Nihayetinde burası hem burada yaşayan insanlarımız için, hem Kozan için hem Adana için hem de bütün Anadolu için büyük bir tarihi kültürel miras. Burada önemli olan hem bu mirası korumak hem de vatandaşımıza gündelik hayatında yapabileceğimiz kolaylığı sağlamak. İkisinin çatıştığı yerde de hiçbirine zarar vermeden bir çözüm üretmeye çalışacağız tabii ki. Bu kadar büyük bir mirasa sahip olmanın bazı külfetleri oluyor bu külfetlere de doğrusu bu tarihi mirasa hak ettiği değeri vermek bakımından katlanmak gerekiyor.”

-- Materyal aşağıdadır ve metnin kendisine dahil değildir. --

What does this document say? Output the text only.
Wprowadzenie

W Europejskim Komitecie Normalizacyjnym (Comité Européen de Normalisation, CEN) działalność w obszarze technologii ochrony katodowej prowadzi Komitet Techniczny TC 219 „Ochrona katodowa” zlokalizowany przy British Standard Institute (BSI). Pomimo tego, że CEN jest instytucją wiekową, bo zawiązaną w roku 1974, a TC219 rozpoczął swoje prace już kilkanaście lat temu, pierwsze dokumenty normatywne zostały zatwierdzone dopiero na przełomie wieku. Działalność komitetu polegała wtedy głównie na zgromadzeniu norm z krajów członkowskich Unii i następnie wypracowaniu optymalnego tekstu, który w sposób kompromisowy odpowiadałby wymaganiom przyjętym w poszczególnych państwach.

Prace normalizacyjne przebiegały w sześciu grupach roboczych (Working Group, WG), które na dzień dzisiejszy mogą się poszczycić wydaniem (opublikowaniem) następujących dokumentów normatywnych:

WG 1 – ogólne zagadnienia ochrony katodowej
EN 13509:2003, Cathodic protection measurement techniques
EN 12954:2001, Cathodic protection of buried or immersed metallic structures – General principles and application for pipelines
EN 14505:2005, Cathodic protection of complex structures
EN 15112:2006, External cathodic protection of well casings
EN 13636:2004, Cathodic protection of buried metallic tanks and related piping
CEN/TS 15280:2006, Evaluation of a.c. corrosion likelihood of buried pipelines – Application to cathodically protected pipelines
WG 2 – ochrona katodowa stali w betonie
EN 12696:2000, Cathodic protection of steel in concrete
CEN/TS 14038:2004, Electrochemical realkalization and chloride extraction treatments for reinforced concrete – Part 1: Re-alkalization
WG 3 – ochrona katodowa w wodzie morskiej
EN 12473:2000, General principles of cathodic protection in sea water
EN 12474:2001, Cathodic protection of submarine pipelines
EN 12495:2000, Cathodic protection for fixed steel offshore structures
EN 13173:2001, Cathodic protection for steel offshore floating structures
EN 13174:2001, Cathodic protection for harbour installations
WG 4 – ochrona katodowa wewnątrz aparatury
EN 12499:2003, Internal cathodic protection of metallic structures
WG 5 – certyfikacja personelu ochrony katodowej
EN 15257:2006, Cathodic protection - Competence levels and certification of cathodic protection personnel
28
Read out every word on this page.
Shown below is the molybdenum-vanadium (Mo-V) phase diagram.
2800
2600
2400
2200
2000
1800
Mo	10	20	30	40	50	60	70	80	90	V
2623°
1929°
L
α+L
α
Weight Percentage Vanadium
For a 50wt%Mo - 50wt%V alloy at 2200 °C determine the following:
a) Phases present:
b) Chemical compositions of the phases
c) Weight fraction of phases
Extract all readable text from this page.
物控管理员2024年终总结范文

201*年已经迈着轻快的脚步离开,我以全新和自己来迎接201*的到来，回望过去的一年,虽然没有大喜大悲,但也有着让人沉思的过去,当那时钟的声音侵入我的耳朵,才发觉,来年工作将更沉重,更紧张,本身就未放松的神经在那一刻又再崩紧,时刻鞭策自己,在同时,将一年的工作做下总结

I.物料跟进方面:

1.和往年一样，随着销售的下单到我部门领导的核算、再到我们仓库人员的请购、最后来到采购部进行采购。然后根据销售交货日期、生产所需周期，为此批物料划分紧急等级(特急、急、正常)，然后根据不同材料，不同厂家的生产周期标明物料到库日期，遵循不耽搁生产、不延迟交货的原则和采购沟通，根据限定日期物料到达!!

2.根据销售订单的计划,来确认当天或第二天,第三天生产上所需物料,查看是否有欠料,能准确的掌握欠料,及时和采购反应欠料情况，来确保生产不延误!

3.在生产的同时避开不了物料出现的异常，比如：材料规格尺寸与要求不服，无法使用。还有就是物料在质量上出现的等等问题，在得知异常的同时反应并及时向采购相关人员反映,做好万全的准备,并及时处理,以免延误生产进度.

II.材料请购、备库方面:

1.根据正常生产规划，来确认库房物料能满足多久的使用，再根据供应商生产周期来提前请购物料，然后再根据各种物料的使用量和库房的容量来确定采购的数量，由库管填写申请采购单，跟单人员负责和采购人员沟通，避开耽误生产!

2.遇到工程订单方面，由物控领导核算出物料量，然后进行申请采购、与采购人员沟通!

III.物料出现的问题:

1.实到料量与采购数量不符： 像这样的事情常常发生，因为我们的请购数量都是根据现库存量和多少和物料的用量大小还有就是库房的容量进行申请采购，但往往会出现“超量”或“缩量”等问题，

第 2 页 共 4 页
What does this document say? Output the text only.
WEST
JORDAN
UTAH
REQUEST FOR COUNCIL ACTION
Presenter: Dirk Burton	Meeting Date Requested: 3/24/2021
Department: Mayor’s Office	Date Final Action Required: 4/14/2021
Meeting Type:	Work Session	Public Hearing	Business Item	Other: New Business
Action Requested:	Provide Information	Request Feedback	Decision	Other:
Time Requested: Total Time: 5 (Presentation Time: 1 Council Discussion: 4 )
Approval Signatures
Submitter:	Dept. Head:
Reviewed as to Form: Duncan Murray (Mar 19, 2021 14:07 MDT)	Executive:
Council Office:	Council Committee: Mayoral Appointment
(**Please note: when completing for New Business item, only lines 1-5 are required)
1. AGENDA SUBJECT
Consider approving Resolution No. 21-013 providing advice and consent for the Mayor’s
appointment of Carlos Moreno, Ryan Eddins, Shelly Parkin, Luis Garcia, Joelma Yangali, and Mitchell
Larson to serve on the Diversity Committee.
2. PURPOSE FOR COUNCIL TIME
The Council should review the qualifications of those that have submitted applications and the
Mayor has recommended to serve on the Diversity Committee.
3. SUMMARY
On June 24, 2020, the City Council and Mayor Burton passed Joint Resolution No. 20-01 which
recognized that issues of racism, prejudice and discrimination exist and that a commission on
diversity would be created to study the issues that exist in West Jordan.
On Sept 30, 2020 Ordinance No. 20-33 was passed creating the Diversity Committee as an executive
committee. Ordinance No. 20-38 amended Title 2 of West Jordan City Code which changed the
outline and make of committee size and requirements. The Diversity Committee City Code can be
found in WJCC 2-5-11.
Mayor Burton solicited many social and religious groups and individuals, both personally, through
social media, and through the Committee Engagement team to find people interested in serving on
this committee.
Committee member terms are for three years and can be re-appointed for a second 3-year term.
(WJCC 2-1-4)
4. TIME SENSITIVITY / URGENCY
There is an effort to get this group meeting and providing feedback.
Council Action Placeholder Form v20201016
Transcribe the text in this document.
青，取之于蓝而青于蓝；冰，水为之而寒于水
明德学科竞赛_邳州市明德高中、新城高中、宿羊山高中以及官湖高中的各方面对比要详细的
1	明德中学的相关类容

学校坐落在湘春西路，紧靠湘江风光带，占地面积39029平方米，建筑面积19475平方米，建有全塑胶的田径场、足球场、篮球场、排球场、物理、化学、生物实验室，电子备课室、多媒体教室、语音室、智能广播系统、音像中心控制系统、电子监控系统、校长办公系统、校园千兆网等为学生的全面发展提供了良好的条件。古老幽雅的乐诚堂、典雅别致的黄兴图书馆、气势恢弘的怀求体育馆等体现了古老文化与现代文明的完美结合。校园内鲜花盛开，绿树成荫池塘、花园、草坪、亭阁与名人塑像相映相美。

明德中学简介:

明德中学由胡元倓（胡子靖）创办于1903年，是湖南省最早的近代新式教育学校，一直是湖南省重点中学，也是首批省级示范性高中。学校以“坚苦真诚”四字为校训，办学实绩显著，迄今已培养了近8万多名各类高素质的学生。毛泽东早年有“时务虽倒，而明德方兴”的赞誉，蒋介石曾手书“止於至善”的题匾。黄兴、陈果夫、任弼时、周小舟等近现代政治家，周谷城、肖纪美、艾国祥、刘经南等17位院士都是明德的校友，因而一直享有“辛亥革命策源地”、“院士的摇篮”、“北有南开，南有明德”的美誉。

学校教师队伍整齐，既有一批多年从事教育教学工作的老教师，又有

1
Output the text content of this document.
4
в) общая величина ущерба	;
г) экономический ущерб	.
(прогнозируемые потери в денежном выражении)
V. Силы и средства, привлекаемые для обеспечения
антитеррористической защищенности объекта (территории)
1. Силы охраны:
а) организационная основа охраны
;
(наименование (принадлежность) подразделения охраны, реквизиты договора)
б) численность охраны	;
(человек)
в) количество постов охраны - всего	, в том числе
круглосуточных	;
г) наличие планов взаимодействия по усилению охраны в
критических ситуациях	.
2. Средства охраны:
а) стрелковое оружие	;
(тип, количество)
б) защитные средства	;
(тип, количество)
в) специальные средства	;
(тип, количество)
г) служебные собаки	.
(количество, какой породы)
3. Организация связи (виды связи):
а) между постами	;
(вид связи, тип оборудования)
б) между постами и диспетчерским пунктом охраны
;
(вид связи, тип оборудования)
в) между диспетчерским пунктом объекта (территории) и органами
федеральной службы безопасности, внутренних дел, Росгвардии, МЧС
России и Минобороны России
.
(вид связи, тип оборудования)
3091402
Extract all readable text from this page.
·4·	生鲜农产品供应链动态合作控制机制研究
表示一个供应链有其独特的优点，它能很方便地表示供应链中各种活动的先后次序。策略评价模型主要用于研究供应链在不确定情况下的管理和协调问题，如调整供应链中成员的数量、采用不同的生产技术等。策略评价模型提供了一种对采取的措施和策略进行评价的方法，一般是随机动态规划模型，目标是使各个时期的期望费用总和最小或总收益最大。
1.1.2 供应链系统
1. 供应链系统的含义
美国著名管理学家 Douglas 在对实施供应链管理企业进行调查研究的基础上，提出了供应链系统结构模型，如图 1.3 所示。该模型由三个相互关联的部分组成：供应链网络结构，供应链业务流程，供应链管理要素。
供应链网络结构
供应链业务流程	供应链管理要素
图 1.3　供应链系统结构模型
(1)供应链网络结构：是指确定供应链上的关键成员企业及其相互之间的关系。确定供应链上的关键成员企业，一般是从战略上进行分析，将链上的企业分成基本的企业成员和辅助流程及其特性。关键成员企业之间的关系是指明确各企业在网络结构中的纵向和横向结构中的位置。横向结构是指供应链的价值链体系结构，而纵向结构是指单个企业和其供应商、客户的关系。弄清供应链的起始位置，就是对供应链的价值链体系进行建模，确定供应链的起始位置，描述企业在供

IŞİD Terör Örgütünün Türkiye Turizmine Etkileri 

Son olarak Hasankeyf’teki esnafların IŞİD terörü nedeniyle mağdur oldukları yönünde basında yer alan haberlerle ilgili görüşleri istenen Bakan Ömer Çelik,

 
“Bugün bunu ben de basında yapılan haberlerden okudum. Bu genel bir problem. Mesela Suriye meselesi çıktığından itibaren sınır illeri Gaziantep, Adana, Hatay bunların hepsi etkileniyor. IŞİD meselesiyle ilgili olarak ortaya çıkan bu kaos tablosu başka şeyleri de etkiliyor.
Biz zaten başından beri onu söylüyoruz. Birleşmiş Milletler Güvenlik Konseyi’nin üyeleri, hiçbir şekilde bu bölgeyle bir sınırları yok, dünyanın öbür ucundan bu bölge hakkındaki kararları Birleşmiş Milletler Güvenlik Konseyi’nde veto ediyorlar. Halbuki bizim insanımız burada bundan doğrudan etkileniyor. Suriye ile Irak ile çok uzun bir sınıra sahibiz. Hem Irak’ta hem Suriye’de IŞİD terör örgütü var. Bu doğal olarak turizm, ekonomi ve en önemlisi de güvenlik meselelerimizi doğrudan etkiliyor. Dolayısıyla bunun hepsine dönük Türkiye’nin yaklaşımının ne kadar doğru olduğunu gösteriyor. İnşallah bu terör belası en kısa zamanda hallolur. Biz de bu sıkıntıları aşmaya çalışırız. Hasankeyf ile ilgili tam durum nedir, neler yapılabilir arkadaşlarımız beni bilgilendirecekler.” dedi.